И в уме Яша добавил: И можешь испытывать радость. Это всё, что остаётся в точке, откуда разбежались все пересекающиеся линии.
— Держу пари, что вы были опытно-показательным профессором, — сказал Бред.
— Мистер Джонс, — сказала Мэгги, — его слова можно принять как комплимент, но в устах моего брата они вовсе таковым не являются.
— Я чувствую, как беззвучно взрываюсь, — сказал Бред. — Моё «я» беззвучно взрывается в «не-я».
— Тс-с, — сказала Мэгги, — послушай лучше пересмешника. Он сейчас начнёт.
Птица взяла пробную ноту и тут же смолкла.
— Она беззвучно взорвалась, — пояснил Бред.
— Мистер Джонс… — произнесла Мэгги.
— Да?
— Вы обладаете необычным и приятным свойством, — сказала она. — Одинаково разговаривать со всеми и с каждым встречным. Не свысока. И не сквозь зубы.

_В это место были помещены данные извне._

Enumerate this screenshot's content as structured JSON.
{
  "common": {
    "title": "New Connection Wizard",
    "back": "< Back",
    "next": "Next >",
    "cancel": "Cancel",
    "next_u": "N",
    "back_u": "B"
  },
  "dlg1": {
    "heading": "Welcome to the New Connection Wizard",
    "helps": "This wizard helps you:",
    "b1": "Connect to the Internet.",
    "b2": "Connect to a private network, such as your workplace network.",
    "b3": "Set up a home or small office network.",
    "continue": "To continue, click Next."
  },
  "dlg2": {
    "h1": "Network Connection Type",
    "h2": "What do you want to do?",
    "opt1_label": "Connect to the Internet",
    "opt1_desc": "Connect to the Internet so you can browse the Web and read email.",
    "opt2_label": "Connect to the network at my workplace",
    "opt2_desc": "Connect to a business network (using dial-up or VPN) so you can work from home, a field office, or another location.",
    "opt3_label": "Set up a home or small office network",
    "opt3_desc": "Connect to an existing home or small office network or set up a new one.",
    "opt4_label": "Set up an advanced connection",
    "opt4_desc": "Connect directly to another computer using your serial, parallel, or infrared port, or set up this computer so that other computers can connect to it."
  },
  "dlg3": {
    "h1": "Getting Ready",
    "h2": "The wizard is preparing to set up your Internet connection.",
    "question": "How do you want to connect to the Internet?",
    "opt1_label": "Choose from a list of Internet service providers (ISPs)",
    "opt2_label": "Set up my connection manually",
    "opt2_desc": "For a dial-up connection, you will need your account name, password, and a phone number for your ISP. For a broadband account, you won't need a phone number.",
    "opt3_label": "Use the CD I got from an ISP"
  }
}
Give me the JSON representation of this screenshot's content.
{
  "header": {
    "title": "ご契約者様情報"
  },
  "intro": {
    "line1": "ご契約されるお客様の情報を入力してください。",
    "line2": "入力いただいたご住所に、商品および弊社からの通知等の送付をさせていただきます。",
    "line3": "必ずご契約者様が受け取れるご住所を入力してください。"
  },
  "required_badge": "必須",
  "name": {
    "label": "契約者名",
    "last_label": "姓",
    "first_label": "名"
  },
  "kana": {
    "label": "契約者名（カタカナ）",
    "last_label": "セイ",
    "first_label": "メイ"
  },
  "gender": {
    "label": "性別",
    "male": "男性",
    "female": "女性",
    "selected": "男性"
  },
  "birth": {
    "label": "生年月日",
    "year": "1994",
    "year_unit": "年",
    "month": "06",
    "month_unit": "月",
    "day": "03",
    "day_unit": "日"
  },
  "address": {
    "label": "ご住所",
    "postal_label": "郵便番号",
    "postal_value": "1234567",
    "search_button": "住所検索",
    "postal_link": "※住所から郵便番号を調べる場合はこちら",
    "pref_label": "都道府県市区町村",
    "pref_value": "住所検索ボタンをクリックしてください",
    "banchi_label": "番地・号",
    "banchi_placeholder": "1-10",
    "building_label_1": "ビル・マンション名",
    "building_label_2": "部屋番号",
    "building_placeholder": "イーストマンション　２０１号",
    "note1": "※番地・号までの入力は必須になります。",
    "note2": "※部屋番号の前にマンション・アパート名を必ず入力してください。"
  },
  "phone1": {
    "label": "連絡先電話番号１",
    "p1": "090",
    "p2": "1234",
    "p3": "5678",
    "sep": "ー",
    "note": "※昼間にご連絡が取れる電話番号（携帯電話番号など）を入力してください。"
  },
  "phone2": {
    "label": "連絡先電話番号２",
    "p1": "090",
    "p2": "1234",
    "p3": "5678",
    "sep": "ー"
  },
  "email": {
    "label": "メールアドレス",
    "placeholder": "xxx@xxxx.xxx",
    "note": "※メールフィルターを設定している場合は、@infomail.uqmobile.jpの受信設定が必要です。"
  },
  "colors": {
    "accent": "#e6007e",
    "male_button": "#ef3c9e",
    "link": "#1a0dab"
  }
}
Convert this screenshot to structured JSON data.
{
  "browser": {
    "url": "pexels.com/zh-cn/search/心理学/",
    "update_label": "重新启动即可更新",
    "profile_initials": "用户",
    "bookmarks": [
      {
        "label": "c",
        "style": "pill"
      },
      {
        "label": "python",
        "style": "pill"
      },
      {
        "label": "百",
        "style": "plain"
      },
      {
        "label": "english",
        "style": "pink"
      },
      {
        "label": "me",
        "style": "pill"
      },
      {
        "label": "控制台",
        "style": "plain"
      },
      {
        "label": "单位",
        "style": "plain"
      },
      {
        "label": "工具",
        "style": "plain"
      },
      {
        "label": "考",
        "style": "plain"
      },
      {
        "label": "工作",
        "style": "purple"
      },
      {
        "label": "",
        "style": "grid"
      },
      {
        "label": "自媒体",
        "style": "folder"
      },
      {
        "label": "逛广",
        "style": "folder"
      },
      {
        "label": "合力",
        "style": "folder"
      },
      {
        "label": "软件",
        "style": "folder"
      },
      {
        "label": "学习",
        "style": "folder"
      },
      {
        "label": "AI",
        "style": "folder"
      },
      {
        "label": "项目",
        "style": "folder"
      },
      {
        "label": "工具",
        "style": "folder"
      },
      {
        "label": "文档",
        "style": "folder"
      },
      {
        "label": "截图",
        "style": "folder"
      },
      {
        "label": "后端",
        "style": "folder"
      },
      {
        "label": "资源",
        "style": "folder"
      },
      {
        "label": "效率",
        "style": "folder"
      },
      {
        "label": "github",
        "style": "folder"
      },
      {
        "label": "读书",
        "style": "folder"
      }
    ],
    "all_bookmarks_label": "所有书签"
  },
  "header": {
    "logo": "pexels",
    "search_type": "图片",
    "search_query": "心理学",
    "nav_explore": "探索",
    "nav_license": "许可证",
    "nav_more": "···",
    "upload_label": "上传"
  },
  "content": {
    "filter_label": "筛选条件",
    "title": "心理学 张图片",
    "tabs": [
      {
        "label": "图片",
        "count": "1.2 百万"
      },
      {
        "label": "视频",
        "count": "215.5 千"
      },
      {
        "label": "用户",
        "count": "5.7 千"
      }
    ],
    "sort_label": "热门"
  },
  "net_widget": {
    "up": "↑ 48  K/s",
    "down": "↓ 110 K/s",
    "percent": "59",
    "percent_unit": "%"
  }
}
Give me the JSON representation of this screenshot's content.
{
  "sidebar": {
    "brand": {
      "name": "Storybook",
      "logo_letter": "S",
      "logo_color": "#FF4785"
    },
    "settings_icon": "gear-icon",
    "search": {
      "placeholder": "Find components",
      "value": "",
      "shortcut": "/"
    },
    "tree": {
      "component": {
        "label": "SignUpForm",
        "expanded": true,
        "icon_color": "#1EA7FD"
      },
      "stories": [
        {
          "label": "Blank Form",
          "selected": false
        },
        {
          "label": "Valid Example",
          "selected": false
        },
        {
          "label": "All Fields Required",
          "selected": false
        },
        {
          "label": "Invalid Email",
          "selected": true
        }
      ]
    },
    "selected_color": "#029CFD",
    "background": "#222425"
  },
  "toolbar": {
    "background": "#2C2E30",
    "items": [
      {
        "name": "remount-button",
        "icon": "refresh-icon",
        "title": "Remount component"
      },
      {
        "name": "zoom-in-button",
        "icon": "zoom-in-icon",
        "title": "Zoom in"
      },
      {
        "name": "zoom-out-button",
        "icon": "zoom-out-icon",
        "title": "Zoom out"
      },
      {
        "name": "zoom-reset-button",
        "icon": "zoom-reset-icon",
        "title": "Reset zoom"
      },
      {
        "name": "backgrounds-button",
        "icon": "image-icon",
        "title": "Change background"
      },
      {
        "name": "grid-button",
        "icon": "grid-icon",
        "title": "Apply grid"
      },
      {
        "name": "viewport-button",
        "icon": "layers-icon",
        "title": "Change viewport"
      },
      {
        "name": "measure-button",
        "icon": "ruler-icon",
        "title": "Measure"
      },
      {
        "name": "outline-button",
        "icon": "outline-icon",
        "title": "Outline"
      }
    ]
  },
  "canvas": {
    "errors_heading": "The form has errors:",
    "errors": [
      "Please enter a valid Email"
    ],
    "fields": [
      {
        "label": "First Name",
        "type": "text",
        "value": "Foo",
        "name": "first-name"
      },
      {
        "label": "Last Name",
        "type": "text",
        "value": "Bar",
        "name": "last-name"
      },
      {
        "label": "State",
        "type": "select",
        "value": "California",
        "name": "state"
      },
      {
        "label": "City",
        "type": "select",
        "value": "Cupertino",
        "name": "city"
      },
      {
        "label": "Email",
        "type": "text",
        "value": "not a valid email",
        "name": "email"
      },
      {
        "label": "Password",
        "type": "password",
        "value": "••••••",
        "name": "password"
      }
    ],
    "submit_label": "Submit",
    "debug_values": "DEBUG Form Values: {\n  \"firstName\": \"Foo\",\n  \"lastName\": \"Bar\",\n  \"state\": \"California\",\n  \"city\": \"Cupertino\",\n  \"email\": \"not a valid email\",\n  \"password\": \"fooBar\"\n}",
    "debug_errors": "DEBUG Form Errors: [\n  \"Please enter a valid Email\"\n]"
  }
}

— Вы хотите сказать, что у меня не хватает воображения? — сказал он. — Знаете, это не большой комплимент.
— А я считаю это комплиментом. Я должна так считать, потому что, понимаете ли, тогда это комплимент мне. Яша Джонс разговаривает со мной в Фидлерсборо — так же, как Яша Джонс разговаривал бы с кем-нибудь в Калифорнии или в Нью-Йорке.